At this stage the basic facts surrounding the case against former Nissan Chairman Carlos Ghosn remain unclear. It is too early to decide between the two diametrically opposed narratives that have been offered to date: (1) Ghosn is a greedy autocrat who violated laws and company rules to enrich himself at the expense of the company and its stakeholders, or (2) Nissan management, aided by inadequate protections for the accused under Japanese law and by the Japanese government, undertook a coup d'etat to rid Nissan of Renault's control. We may ultimately discover that this case contains elements of both narratives.

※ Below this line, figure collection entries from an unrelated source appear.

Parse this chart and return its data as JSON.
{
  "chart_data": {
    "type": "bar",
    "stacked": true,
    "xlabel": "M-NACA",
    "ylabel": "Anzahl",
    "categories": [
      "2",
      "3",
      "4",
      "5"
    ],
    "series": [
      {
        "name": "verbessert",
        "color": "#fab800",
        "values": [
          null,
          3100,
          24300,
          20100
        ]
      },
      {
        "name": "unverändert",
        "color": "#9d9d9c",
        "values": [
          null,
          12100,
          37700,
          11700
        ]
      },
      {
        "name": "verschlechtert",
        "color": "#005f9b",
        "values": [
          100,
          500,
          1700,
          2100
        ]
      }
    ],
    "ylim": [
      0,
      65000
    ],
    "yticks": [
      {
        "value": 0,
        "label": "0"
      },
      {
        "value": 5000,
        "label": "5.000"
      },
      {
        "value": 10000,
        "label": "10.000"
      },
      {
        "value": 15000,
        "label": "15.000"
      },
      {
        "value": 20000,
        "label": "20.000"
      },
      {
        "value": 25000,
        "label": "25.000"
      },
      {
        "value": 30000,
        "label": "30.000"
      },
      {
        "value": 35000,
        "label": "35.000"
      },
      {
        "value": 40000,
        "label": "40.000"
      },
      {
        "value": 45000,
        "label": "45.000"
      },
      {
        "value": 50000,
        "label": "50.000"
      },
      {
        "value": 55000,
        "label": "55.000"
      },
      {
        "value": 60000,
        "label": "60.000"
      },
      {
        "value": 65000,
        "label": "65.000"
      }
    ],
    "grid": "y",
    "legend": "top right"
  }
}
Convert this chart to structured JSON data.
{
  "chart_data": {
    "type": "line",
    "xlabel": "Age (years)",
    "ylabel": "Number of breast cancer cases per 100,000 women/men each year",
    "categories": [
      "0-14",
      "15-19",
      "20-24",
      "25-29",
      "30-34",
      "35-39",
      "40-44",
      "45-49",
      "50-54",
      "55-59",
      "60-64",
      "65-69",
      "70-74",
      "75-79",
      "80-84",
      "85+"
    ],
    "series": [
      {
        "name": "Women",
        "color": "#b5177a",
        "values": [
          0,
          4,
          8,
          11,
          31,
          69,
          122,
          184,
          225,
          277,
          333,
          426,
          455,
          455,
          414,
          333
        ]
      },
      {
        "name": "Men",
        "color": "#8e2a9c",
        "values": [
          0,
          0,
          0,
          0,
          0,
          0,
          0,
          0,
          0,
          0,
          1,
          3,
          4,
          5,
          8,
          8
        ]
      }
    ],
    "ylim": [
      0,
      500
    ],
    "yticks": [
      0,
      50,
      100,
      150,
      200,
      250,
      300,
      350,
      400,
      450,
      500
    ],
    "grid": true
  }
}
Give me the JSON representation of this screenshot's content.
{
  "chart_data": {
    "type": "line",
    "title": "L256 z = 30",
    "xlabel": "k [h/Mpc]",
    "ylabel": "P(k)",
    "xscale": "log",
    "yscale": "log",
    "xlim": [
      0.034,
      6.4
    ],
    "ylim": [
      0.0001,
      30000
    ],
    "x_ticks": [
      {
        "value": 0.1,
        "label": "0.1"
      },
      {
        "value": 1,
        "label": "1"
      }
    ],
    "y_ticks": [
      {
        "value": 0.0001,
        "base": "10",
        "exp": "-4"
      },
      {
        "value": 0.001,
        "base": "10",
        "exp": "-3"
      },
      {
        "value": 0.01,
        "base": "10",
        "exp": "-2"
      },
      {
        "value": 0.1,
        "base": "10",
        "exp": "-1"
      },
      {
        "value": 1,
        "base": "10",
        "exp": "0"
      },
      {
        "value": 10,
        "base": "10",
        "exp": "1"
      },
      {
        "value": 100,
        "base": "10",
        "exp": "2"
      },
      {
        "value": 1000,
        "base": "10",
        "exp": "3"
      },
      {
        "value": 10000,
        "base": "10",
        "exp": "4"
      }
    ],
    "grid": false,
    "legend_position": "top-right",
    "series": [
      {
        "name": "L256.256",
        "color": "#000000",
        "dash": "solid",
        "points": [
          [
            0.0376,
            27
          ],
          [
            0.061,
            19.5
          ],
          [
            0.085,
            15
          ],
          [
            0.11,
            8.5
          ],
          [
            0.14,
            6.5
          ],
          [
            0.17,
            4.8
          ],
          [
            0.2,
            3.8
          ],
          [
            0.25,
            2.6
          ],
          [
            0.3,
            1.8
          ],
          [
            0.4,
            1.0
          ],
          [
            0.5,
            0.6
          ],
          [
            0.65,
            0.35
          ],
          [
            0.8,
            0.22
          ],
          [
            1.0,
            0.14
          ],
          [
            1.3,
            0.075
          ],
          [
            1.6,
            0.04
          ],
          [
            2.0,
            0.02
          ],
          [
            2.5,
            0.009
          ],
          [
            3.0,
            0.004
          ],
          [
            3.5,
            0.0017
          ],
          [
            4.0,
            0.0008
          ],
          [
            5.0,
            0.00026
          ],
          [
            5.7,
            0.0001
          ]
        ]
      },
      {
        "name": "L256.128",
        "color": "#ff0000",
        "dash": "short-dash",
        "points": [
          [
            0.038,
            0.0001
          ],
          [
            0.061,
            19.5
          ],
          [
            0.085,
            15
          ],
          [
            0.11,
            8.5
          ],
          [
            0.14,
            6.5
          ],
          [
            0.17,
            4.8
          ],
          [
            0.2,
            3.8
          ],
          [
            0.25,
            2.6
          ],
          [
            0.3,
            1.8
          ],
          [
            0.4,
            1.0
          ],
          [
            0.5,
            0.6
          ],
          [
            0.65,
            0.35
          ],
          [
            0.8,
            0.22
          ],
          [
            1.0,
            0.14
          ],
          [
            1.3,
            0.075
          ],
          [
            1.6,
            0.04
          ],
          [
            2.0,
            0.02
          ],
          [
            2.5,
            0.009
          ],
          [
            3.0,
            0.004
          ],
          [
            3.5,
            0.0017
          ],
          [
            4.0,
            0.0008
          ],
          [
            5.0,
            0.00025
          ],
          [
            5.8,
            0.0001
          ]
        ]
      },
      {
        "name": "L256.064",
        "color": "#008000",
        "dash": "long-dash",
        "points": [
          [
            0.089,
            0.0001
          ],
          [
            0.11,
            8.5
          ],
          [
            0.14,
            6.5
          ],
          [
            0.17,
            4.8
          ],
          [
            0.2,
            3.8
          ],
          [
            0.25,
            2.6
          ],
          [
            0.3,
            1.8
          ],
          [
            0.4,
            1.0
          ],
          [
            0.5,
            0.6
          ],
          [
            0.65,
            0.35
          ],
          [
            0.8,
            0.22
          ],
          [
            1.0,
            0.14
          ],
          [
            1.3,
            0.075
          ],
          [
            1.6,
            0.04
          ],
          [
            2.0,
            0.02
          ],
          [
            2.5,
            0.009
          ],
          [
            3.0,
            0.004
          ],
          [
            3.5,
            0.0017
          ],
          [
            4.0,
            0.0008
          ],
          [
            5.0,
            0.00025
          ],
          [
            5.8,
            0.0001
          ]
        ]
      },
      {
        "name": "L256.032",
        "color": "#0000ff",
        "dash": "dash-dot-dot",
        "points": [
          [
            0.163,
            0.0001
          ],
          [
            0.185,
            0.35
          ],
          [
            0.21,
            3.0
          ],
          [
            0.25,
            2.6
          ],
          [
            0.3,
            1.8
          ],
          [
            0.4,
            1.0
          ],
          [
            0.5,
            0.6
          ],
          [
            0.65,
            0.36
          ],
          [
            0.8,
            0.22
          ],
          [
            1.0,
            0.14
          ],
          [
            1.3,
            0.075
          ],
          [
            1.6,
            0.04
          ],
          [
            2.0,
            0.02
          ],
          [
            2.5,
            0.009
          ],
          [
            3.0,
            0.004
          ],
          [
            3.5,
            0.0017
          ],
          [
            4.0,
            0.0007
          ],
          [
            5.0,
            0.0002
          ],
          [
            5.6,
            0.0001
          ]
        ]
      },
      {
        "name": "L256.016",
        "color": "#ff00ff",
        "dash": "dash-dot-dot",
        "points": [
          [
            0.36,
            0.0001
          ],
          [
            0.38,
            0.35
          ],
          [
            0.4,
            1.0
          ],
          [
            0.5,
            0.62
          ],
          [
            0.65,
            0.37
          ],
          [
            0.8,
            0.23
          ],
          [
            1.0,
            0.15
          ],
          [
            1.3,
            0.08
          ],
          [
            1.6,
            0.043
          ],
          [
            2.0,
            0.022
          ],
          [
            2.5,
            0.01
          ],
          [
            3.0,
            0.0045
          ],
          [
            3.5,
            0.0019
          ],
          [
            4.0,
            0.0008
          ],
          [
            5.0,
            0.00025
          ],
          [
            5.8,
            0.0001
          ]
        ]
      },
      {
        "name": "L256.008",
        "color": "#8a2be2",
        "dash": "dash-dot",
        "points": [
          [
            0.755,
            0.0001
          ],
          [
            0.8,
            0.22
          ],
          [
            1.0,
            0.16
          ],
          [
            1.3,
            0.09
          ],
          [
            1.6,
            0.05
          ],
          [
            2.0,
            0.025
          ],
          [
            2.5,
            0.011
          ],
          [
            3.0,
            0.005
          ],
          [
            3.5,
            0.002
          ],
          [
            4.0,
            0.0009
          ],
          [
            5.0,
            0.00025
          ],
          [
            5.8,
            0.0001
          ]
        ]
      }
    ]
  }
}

But there is an underlying implication of the Nissan case that may soon begin to plague a number of rapidly internationalizing Japanese companies: Is Nissan a Japanese company or a global company based in France? In a narrow legal sense Nissan is clearly a Japanese company. It is incorporated in Japan, listed on the Tokyo Stock Exchange, and has a traditional Japanese corporate structure. Nissan must comply with Japanese law and regulations and its own internal rules based on Japanese corporate and securities law. However, a broader corporate governance perspective focusing on Nissan's ownership structure may lead to a different conclusion. Nissan has a controlling shareholder, with Renault owning over 43 percent of the shares, and there is no other large shareholder. Accordingly, Nissan can also be viewed simply as a subsidiary of a global auto manufacturer that is headquartered in France.

Nissan is a traditional Japanese company that utilizes corporate auditors (kansayaku) to "audit" the board of directors and management. It also has three outside directors (out of nine), but there have been serious questions about their ability to function independently and effectively (one is from Renault, another is a former professional race car driver and the third is a former Japanese government official).